I sent Todd on a mission to redesign my logo and institute a banner-type feel with two
instructions: 580 pixels and dark. His obscene underutilization at MEDITECH, along with his
curiosity about learning new software programs led to randomness.
I started spouting off quartets of six digit Web-safe colors and batting around font ideas.
I read the phrase "la vie quotidienne" in a book and I begged Todd to draw me
Eiffel Towers and fields of lavender and mimosa. I started to hack away at my "kitchen
sink" code using my favorite old-school tools. I had momentum. I was getting somewhere.
But then I panicked. I liked my logo. I liked the idea that I'd finally created something
that didn't grate on me after three or four months. I liked the idea that I had possibly branded
something personal. And selfishly, I liked the idea that it was all mine.
So once again, Todd made his suggestion. And this time I had different ideas about what
worked and what didn't. And it really came down to a matter of format. 4.0 felt like a
long-ago discarded Betamax tape in this DVD world. I was ready to streamline.
And all I could think of were these words. Forgive me if you've heard them before.
"I thought of how every day each of us experiences a few little moments that
have just a bit more resonance than other moments - we hear a word that
sticks in our mind - or maybe we have a small experience that pulls us out
of ourselves, if only briefly. And if we were to collect these small
moments in a notebook and save them over a period of months we would see
certain trends emerge from our collection - certain voices would emerge that
have been trying to speak through us. We would realize that we have been
having another life altogether, one we didn't even know was going on inside
us. And maybe this other life is more important than the one we think of as
being real - this clunky day-to-day world of furniture and noise and metal.

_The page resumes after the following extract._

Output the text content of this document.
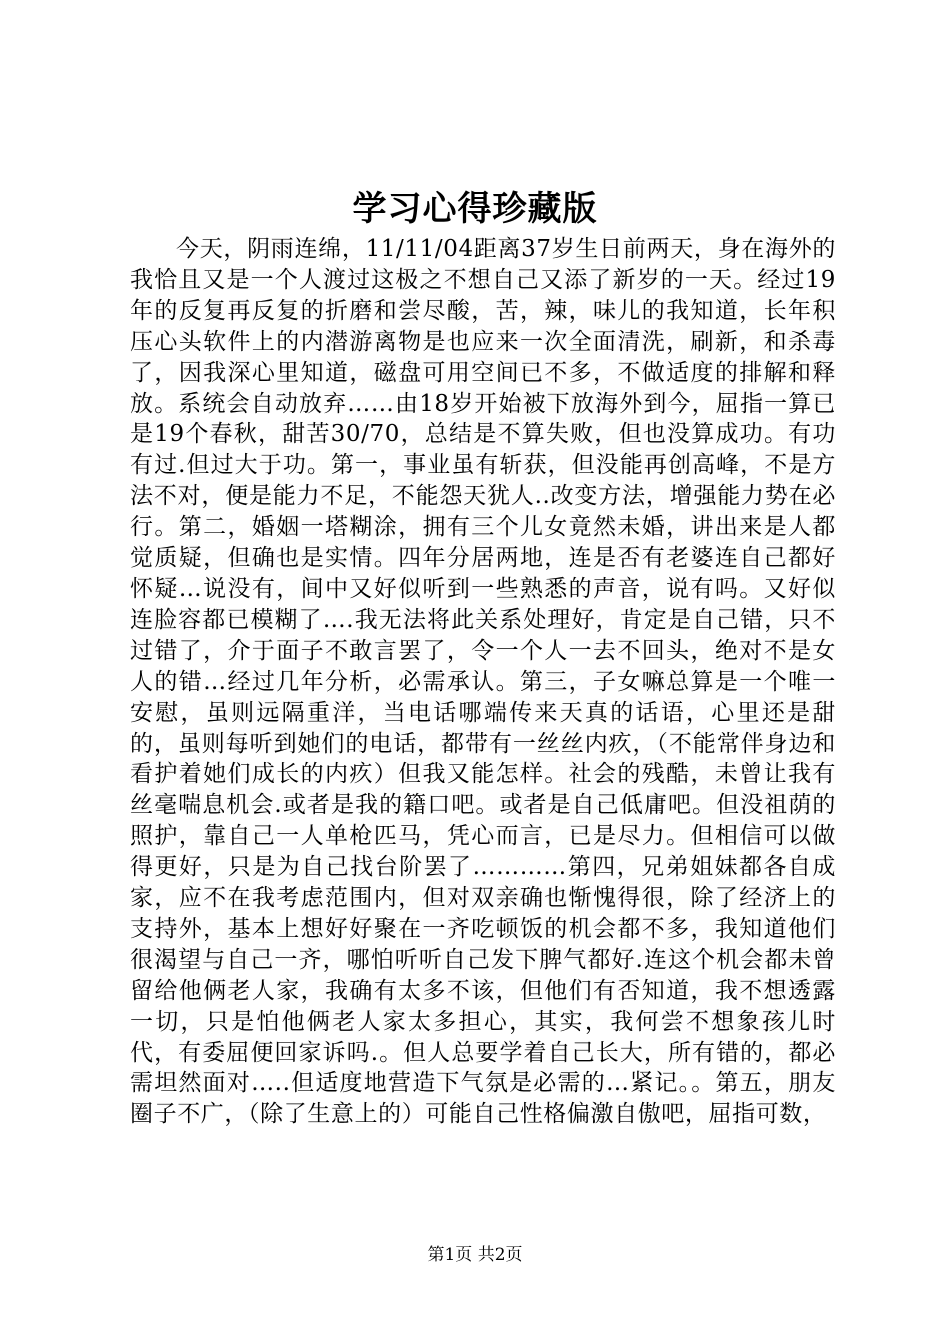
学习心得珍藏版

今天，阴雨连绵，11/11/04距离37岁生日前两天，身在海外的我恰且又是一个人渡过这极之不想自己又添了新岁的一天。经过19年的反复再反复的折磨和尝尽酸，苦，辣，味儿的我知道，长年积压心头软件上的内潜游离物是也应来一次全面清洗，刷新，和杀毒了，因我深心里知道，磁盘可用空间已不多，不做适度的排解和释放。系统会自动放弃……由18岁开始被下放海外到今，屈指一算已是19个春秋，甜苦30/70，总结是不算失败，但也没算成功。有功有过.但过大于功。第一，事业虽有斩获，但没能再创高峰，不是方法不对，便是能力不足，不能怨天犹人..改变方法，增强能力势在必行。第二，婚姻一塔糊涂，拥有三个儿女竟然未婚，讲出来是人都觉质疑，但确也是实情。四年分居两地，连是否有老婆连自己都好怀疑…说没有，间中又好似听到一些熟悉的声音，说有吗。又好似连脸容都已模糊了….我无法将此关系处理好，肯定是自己错，只不过错了，介于面子不敢言罢了，令一个人一去不回头，绝对不是女人的错…经过几年分析，必需承认。第三，子女嘛总算是一个唯一安慰，虽则远隔重洋，当电话哪端传来天真的话语，心里还是甜的，虽则每听到她们的电话，都带有一丝丝内疚，（不能常伴身边和看护着她们成长的内疚）但我又能怎样。社会的残酷，未曾让我有丝毫喘息机会.或者是我的籍口吧。或者是自己低庸吧。但没祖荫的照护，靠自己一人单枪匹马，凭心而言，已是尽力。但相信可以做得更好，只是为自己找台阶罢了…………第四，兄弟姐妹都各自成家，应不在我考虑范围内，但对双亲确也惭愧得很，除了经济上的支持外，基本上想好好聚在一齐吃顿饭的机会都不多，我知道他们很渴望与自己一齐，哪怕听听自己发下脾气都好.连这个机会都未曾留给他俩老人家，我确有太多不该，但他们有否知道，我不想透露一切，只是怕他俩老人家太多担心，其实，我何尝不想象孩儿时代，有委屈便回家诉吗.。但人总要学着自己长大，所有错的，都必需坦然面对…..但适度地营造下气氛是必需的…紧记。。第五，朋友圈子不广，（除了生意上的）可能自己性格偏激自傲吧，屈指可数，

第1页 共2页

So just maybe it is these small silent moments which are the true
story-making events of our lives." ... Douglas Coupland
I wanted a place to collect these moments again. A place where experience and magic
and language took precedence over archiving and coding and symmetry. I started thinking
of how blissful it would be to write within the nearly non-existent constraints of an 89¢
magnetic doodle pad instead of taking on treacherous and laborious sky-writing.
And this is my offering. A place to jot with room to grow, so that I can capture
my moments in brief and then let them simmer into longer pieces with narrative arcs.
A place where I can start and finish in a quick 15 minutes before bed.
And hopefully, a place where you'll see me a little more often.